The legal limit of THC that can be present in a hemp-derived CBD product is 0.3% or less. By comparison, most marijuana flower has a minimum of 15% THC. So, although you will not feel “stoned” when consuming a product with 0.3% THC or less, depending on how your body metabolizes cannabinoids and how much of the product you are consuming, you can still potentially fail a drug test. If you cannot have even trace amounts of THC in your system, we recommend using either a broad-spectrum product or a product made with CBD-isolate.
Many cultivators will advertise their smokable flower or concentrated oil is below the legal limit of 0.3% THC, which is pretty misleading. In these instances, you must also examine the percentage of THCA. If you are consuming smokable flower or concentrated vape oils, you need to know both the percentage of THC and THCA, and that’s because when THCA is introduced to heat, it converts to THC. So, if a flower tests with 0.3% THC and 10% THCA, when you smoke it, you are now consuming 10.3% THC, which will absolutely result in a failed drug test.
How Long Does CBD Stay In Your System?
How often you need to take CBD for a particular ailment is dependent upon how your body metabolizes cannabinoids, the concentration of the product you are using, the frequency you are taking it, and the severity of the issue you are trying to treat. As such, there is a bit of guesswork in the beginning as you establish your personalized dose. For some, a dose of CBD can last anywhere between 4-6 hours. For others who metabolize CBD more slowly, it can last for anywhere between 8-10 hours. We always recommend that you “start low, and go slow”, as you can always take more CBD, but you cannot take less.
Does CBD Help with Anxiety? Does CBD Help with Pain? Does CBD Really Do Anything At All?
There are countless anecdotal reports on the benefits of CBD, and we’ve previously discussed in greater detail exactly how CBD works. CBD is a powerful, all-natural compound that may help relieve pain, inflammation, anxiety, and stress, but just as with any medicine (plant-based or otherwise), whether or not it works is dependent upon the concentration of the dose, the severity of the issue, and the duration of use. If you are consuming a diluted product, you cannot expect relief from your symptoms. If you suffer from debilitating anxiety or pain, and you take CBD one time, you cannot expect to be “healed”. To assess whether CBD is right for you, you need to ensure you are consistently using a quality product, for a reasonable duration of time.
Is CBD A Drug? What Happens If You Take CBD Every Day?

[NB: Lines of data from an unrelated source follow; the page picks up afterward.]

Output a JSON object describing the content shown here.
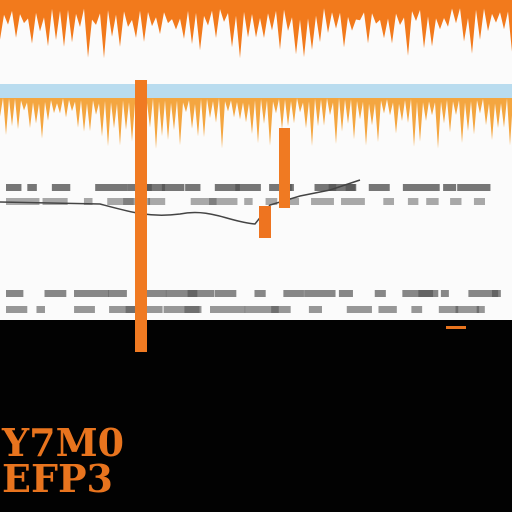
{
  "footer": {
    "line1": "Y7M0",
    "line2": "EFP3"
  }
}
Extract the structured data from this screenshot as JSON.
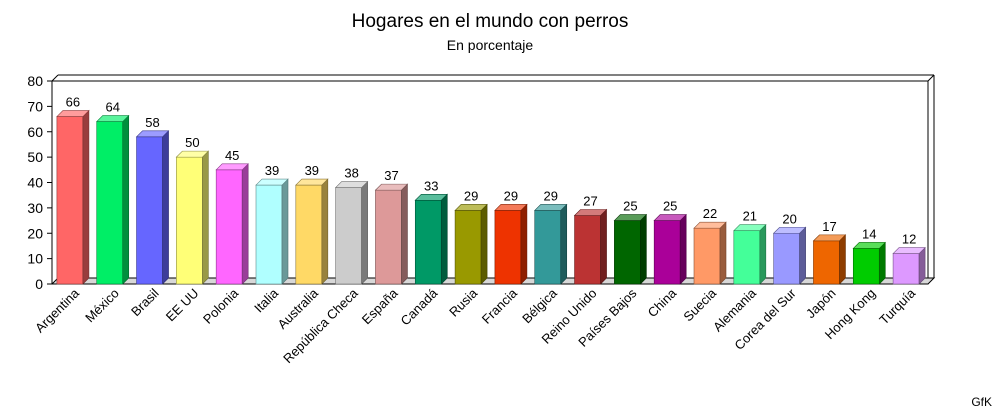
{
  "chart_data": {
    "type": "bar",
    "title": "Hogares en el mundo con perros",
    "subtitle": "En porcentaje",
    "source": "GfK",
    "ylim": [
      0,
      80
    ],
    "yticks": [
      0,
      10,
      20,
      30,
      40,
      50,
      60,
      70,
      80
    ],
    "grid": false,
    "legend": "none",
    "categories": [
      "Argentina",
      "México",
      "Brasil",
      "EE UU",
      "Polonia",
      "Italia",
      "Australia",
      "República Checa",
      "España",
      "Canadá",
      "Rusia",
      "Francia",
      "Bélgica",
      "Reino Unido",
      "Países Bajos",
      "China",
      "Suecia",
      "Alemania",
      "Corea del Sur",
      "Japón",
      "Hong Kong",
      "Turquía"
    ],
    "values": [
      66,
      64,
      58,
      50,
      45,
      39,
      39,
      38,
      37,
      33,
      29,
      29,
      29,
      27,
      25,
      25,
      22,
      21,
      20,
      17,
      14,
      12
    ],
    "colors": [
      "#ff6666",
      "#00ee66",
      "#6666ff",
      "#ffff77",
      "#ff66ff",
      "#b0ffff",
      "#ffd966",
      "#cccccc",
      "#dd9999",
      "#009966",
      "#999900",
      "#ee3300",
      "#339999",
      "#bb3333",
      "#006600",
      "#aa0099",
      "#ff9966",
      "#44ff99",
      "#9999ff",
      "#ee6600",
      "#00cc00",
      "#dd99ff"
    ]
  }
}
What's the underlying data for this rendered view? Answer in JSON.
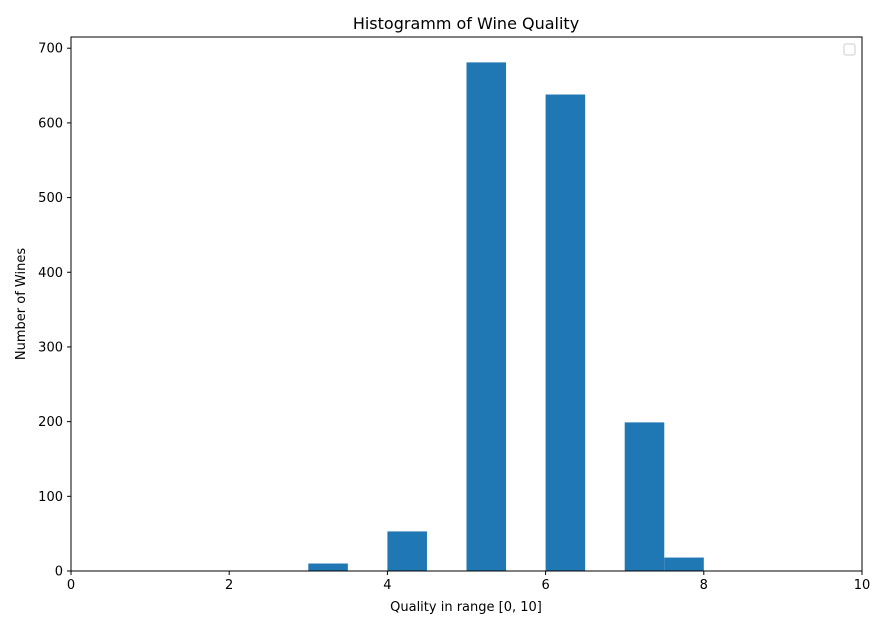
{
  "chart_data": {
    "type": "bar",
    "title": "Histogramm of Wine Quality",
    "xlabel": "Quality in range [0, 10]",
    "ylabel": "Number of Wines",
    "xlim": [
      0,
      10
    ],
    "ylim": [
      0,
      715
    ],
    "x_ticks": [
      0,
      2,
      4,
      6,
      8,
      10
    ],
    "y_ticks": [
      0,
      100,
      200,
      300,
      400,
      500,
      600,
      700
    ],
    "bar_color": "#1f77b4",
    "legend": {
      "placement": "upper-right",
      "entries": []
    },
    "grid": false,
    "bars": [
      {
        "x_start": 3.0,
        "x_end": 3.5,
        "value": 10
      },
      {
        "x_start": 4.0,
        "x_end": 4.5,
        "value": 53
      },
      {
        "x_start": 5.0,
        "x_end": 5.5,
        "value": 681
      },
      {
        "x_start": 6.0,
        "x_end": 6.5,
        "value": 638
      },
      {
        "x_start": 7.0,
        "x_end": 7.5,
        "value": 199
      },
      {
        "x_start": 7.5,
        "x_end": 8.0,
        "value": 18
      }
    ]
  }
}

CBD is a single compound derived from the cannabis plant. To date, the FDA has approved only one prescription drug using CBD. So although some could say the FDA has confirmed the safety of CBD by association, the FDA has not yet confirmed all CBD products are drugs. The World Health Association states CBD is non-addictive, has no withdrawal symptoms, and has a great safety profile. Although CBD does interact with some medications, for most people, consistent daily use is completely safe.
Does CBD Work For Dogs? Does CBD Work For Cats?
Every mammal has an endocannabinoid system (ECS), which is a collection of receptors found throughout the body that interact with cannabinoids. CBD works for dogs, cats, and any other mammal in the exact same way that it works for people. If your dog or cat suffers from pain, inflammation, anxiety, or stress, CBD may help relieve those symptoms.